Fleshing out my thought above. If we want to multiply A*B = C and all operands are stored in 2 separate bits Ap and An (Ap = 1 if A = +1 while An = 1 if A = -1). We can do a product with:

Cp = (Ap & Bp) | (An & Bn)

Cn = (An & Bp) | (Ap & Bn)

So 64 products in 6 instructions, or 256 in 6 instructions with AVX2, or 512 in six instructions using AVX512. If you can execute 2 instructions at a time on different words, this becomes 1024 "products" in 6 cycles or between 0.5 and 1 TOP per core.

The summing still involves using popcount on the positive and negative bits - I doubt AVX supports that but its still a fast way to "sum" individual bits. I don't see custom hardware for this as a short term thing - they need to prove out the quantization concept more first.

rep_lodsb · 2024-02-29T20:42:02

Another way would be to use one register for "zero" vs. "non-zero", and another for negative (basically 2 bit sign-magnitude representation).

    C_sgn = A_sgn ^ B_sgn
    C_mag = A_mag & B_mag

The result can then be converted into bitmasks for positive and negative:

    C_plus = C_mag & ~C_sgn
    C_minus = C_mag & C_sgn

This solution should be more efficient if there is an "AND NOT" instruction, or when multiplying more than two factors.

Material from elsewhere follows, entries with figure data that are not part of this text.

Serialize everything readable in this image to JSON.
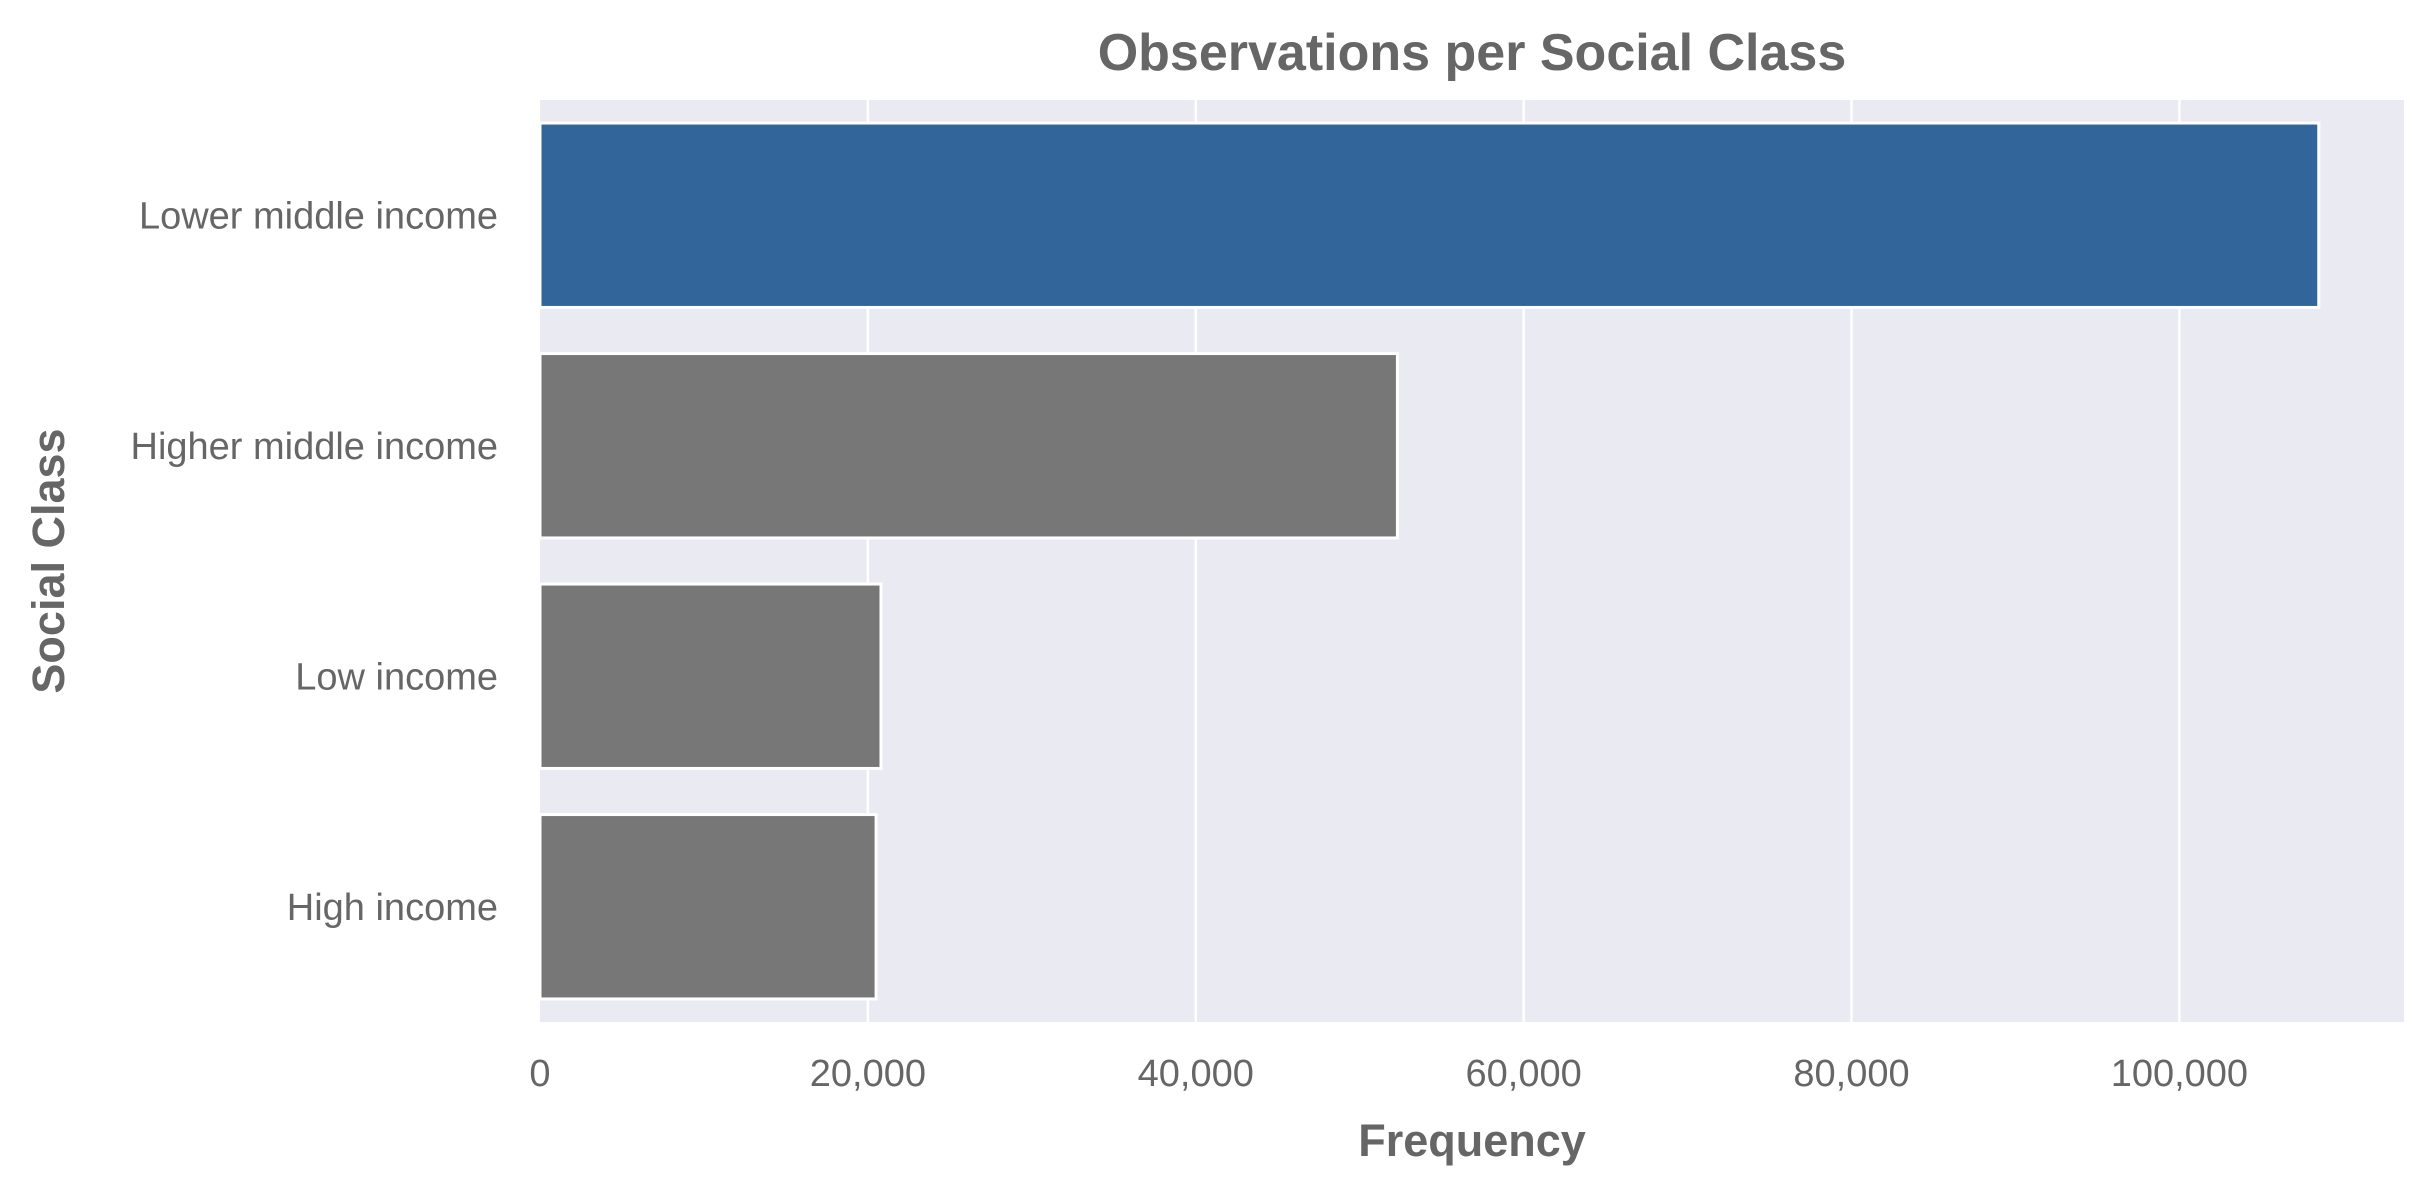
{
  "chart_data": {
    "type": "bar",
    "orientation": "horizontal",
    "title": "Observations per Social Class",
    "xlabel": "Frequency",
    "ylabel": "Social Class",
    "categories": [
      "Lower middle income",
      "Higher middle income",
      "Low income",
      "High income"
    ],
    "values": [
      108500,
      52300,
      20800,
      20500
    ],
    "xlim": [
      0,
      113700
    ],
    "xticks": [
      0,
      20000,
      40000,
      60000,
      80000,
      100000
    ],
    "xtick_labels": [
      "0",
      "20,000",
      "40,000",
      "60,000",
      "80,000",
      "100,000"
    ],
    "grid": true,
    "colors": {
      "highlight": "#32659a",
      "default": "#777777",
      "background": "#eaeaf2",
      "grid": "#ffffff"
    },
    "highlight_index": 0
  }
}
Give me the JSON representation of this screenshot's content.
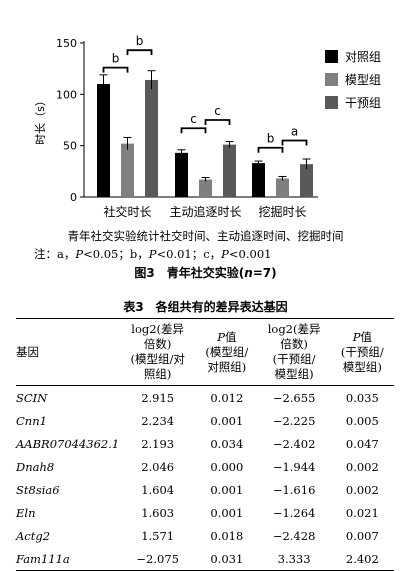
{
  "chart_data": {
    "type": "bar",
    "ylabel": "时长（s）",
    "ylim": [
      0,
      150
    ],
    "yticks": [
      "0",
      "50",
      "100",
      "150"
    ],
    "categories": [
      "社交时长",
      "主动追逐时长",
      "挖掘时长"
    ],
    "series": [
      {
        "name": "对照组",
        "color": "#000000",
        "values": [
          110,
          43,
          33
        ],
        "errors": [
          9,
          3,
          2
        ]
      },
      {
        "name": "模型组",
        "color": "#7f7f7f",
        "values": [
          52,
          17,
          18
        ],
        "errors": [
          6,
          2,
          2
        ]
      },
      {
        "name": "干预组",
        "color": "#595959",
        "values": [
          114,
          51,
          32
        ],
        "errors": [
          9,
          3,
          5
        ]
      }
    ],
    "significance": [
      {
        "category": "社交时长",
        "label": "b",
        "pair": "对照组-模型组"
      },
      {
        "category": "社交时长",
        "label": "b",
        "pair": "模型组-干预组"
      },
      {
        "category": "主动追逐时长",
        "label": "c",
        "pair": "对照组-模型组"
      },
      {
        "category": "主动追逐时长",
        "label": "c",
        "pair": "模型组-干预组"
      },
      {
        "category": "挖掘时长",
        "label": "b",
        "pair": "对照组-模型组"
      },
      {
        "category": "挖掘时长",
        "label": "a",
        "pair": "模型组-干预组"
      }
    ],
    "legend_position": "right"
  },
  "figure": {
    "caption_line1": "青年社交实验统计社交时间、主动追逐时间、挖掘时间",
    "caption_note_prefix": "注：a，",
    "p1": "P",
    "caption_note_a": "<0.05；b，",
    "p2": "P",
    "caption_note_b": "<0.01；c，",
    "p3": "P",
    "caption_note_c": "<0.001",
    "title_prefix": "图3　青年社交实验(",
    "title_n": "n",
    "title_suffix": "=7)"
  },
  "table": {
    "title": "表3　各组共有的差异表达基因",
    "headers": {
      "gene": "基因",
      "log2_a_line1": "log2(差异",
      "log2_a_line2": "倍数)",
      "log2_a_line3": "(模型组/对",
      "log2_a_line4": "照组)",
      "p_a_label": "P",
      "p_a_suffix": "值",
      "p_a_line2": "(模型组/",
      "p_a_line3": "对照组)",
      "log2_b_line1": "log2(差异",
      "log2_b_line2": "倍数)",
      "log2_b_line3": "(干预组/",
      "log2_b_line4": "模型组)",
      "p_b_label": "P",
      "p_b_suffix": "值",
      "p_b_line2": "(干预组/",
      "p_b_line3": "模型组)"
    },
    "rows": [
      {
        "gene": "SCIN",
        "log2_a": "2.915",
        "p_a": "0.012",
        "log2_b": "−2.655",
        "p_b": "0.035"
      },
      {
        "gene": "Cnn1",
        "log2_a": "2.234",
        "p_a": "0.001",
        "log2_b": "−2.225",
        "p_b": "0.005"
      },
      {
        "gene": "AABR07044362.1",
        "log2_a": "2.193",
        "p_a": "0.034",
        "log2_b": "−2.402",
        "p_b": "0.047"
      },
      {
        "gene": "Dnah8",
        "log2_a": "2.046",
        "p_a": "0.000",
        "log2_b": "−1.944",
        "p_b": "0.002"
      },
      {
        "gene": "St8sia6",
        "log2_a": "1.604",
        "p_a": "0.001",
        "log2_b": "−1.616",
        "p_b": "0.002"
      },
      {
        "gene": "Eln",
        "log2_a": "1.603",
        "p_a": "0.001",
        "log2_b": "−1.264",
        "p_b": "0.021"
      },
      {
        "gene": "Actg2",
        "log2_a": "1.571",
        "p_a": "0.018",
        "log2_b": "−2.428",
        "p_b": "0.007"
      },
      {
        "gene": "Fam111a",
        "log2_a": "−2.075",
        "p_a": "0.031",
        "log2_b": "3.333",
        "p_b": "2.402"
      }
    ]
  }
}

rep_lodsb · 2024-02-29T22:48:25

Thinking a bit more about this, you could eliminate the conversion and do

    sum = popcount(mag) - 2*popcount(mag & sgn)

cs702 · 2024-02-29T15:24:49

> I don't see custom hardware for this as a short term thing - they need to prove out the quantization concept more first.

Yes, I agree. This still needs to be more extensively tested.